Breakfast- Quiche (one piece) and a cup of coffee
Snack – red grapes and ¼ cup of almonds
Lunch – left over Salmon from dinner last night and a great salad that my wife made, low carb bar and a cup of coffee
Afternoon snack – 1 white nectarine and 6 trisket crackers
Dinner – turkey burger, yam and green salad
Before bed – a glass of red wine
I made a conscious effort to take time to eat slowly…1 bite, 2 bites, stop. Wait 20 seconds and then start again. It really made a difference in my enjoyment of the food. Instead of just wolfing it all down without thinking, I ate slooooowwwwly. I also felt a lot more full at the end of the meal.

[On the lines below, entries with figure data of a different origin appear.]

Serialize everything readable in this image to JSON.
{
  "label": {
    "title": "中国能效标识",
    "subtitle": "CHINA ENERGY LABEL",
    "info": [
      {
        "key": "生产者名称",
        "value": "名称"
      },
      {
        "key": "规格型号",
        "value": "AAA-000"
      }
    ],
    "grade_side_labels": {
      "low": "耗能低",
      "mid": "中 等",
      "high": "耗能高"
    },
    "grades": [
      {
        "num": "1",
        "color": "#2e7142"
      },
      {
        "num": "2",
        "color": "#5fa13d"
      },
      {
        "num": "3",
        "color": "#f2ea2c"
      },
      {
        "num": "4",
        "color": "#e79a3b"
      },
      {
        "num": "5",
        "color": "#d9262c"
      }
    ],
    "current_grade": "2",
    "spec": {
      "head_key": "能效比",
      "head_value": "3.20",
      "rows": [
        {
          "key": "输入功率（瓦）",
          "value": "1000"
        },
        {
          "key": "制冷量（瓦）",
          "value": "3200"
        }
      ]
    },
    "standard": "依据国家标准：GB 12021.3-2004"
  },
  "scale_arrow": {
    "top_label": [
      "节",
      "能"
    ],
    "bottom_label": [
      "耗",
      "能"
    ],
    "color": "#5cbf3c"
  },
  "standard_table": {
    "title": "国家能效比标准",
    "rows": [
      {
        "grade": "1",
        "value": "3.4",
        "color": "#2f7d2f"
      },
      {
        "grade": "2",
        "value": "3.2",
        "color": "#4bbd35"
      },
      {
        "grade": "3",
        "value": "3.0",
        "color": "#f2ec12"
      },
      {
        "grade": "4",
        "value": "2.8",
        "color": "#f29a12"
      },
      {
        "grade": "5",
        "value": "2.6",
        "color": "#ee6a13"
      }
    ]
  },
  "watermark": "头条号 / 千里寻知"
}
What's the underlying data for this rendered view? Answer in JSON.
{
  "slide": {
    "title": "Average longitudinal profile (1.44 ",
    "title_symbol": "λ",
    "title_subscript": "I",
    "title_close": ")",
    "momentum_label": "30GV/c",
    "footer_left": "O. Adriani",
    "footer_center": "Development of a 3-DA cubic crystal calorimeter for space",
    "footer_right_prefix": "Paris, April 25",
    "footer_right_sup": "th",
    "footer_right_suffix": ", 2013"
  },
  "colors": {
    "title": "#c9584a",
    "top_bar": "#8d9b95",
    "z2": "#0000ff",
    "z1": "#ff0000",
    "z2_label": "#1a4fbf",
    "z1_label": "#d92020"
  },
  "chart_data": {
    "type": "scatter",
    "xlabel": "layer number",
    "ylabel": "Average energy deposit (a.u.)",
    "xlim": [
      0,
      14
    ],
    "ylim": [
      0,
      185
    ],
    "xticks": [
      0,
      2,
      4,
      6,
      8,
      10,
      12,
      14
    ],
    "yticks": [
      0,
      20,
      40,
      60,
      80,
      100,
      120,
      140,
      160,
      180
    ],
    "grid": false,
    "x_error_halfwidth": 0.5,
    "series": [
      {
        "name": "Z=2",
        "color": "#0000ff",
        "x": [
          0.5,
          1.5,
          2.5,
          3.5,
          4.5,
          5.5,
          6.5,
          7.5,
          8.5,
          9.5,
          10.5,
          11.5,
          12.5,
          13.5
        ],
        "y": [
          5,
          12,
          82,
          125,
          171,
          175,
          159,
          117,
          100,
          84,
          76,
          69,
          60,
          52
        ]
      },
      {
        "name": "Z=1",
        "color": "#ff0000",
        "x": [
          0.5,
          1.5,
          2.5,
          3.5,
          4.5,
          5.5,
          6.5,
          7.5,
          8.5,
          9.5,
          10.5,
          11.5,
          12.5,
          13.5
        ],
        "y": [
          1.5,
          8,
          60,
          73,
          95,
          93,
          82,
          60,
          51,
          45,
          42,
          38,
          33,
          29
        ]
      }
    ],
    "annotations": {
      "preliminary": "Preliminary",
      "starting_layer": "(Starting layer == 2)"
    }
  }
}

Exercise just about did me in. I’m following the exercise plan outlined in the new book “The Burning Bible: 28 Days of Foods, Supplements, and Workouts that Help You Lose Weight” by Mackie Shilstone that I bought at Borders Books. I did 10 minutes of circuit training…10 exercises with 10 reps each and 50 minutes on the treadmill. I was sweaty and out of breath but I made it through it. It will be interesting to see how sore I’ll be tomorrow. One day at a time, right? For me, it felt like the highest intensity workout that I’ve ever done.

Today was a successful day. Time to turn in for the night.

Tuesday, August 02, 2005

100 Pounds by July 9, 2006


100 pounds by July 9, 2006. That's been my mantra since July 9, 2005. At 319 pounds and 5'6", I have to lose weight or else. This has been an ongoing battle since the late 1980s when I started gaining weight. Since that time I have been on every diet imaginable, the last one being the Atkins Diet. I lost 40 pounds on that diet and gained back 30. In February of this year, I had a revelation. There is really only one way to lose weight and keep it off I think - exercise and eating right. Gee, what a revelation. Isn't that what the "experts" have been saying for years now? So, from a steady diet of bacon, cream, cheese and pork rinds I went to low glycemic and whole grain foods and walking 30 minutes a day 3-4 times a week on the treadmill at my company gym. Since February, I have lost approximately 16 pounds. Not a lot, but something, and I haven't been starving myself.
A few weeks ago I started reading about an overweight entertainer in New Orleans who was on an eating and exercise plan that he got from a new book called "The Fat Burning Bible." He had lost like 70 or 80 pounds in a few months. I went down to Borders Books and promptly ordered it. I must say that it seems to be the most level headed diet book that I've ever read. Plenty of info on how the body processes food; exercises to help speed up weight loss and some really good recipes of food that I would actually eat.
So I decided on July 9, 2005 that I would lose 100 pounds or more by July 9, 2006. I have read that the brain - a really marvelous creation of God - if fed daily affirmations (not voodoo) will get to work putting things together to accomplish the thing that you are affirming...or something like that. So I tell myself, my wife and my friends on a daily basis, "Have you heard that I'm losing 100 pounds by July 9, 2006?" I add to the affirmation, 3 meals a day plus two snacks, 4 liters of water a day (I'm trying) and I excercise 6 days a week...that's the plan anyway. I will do my best to update this blog on a daily to semi-daily basis and let you know of my progress.

Pictured above: Top-The most recent of picture of me taken in April 2005. Bottom-That's me in 1974, age 19.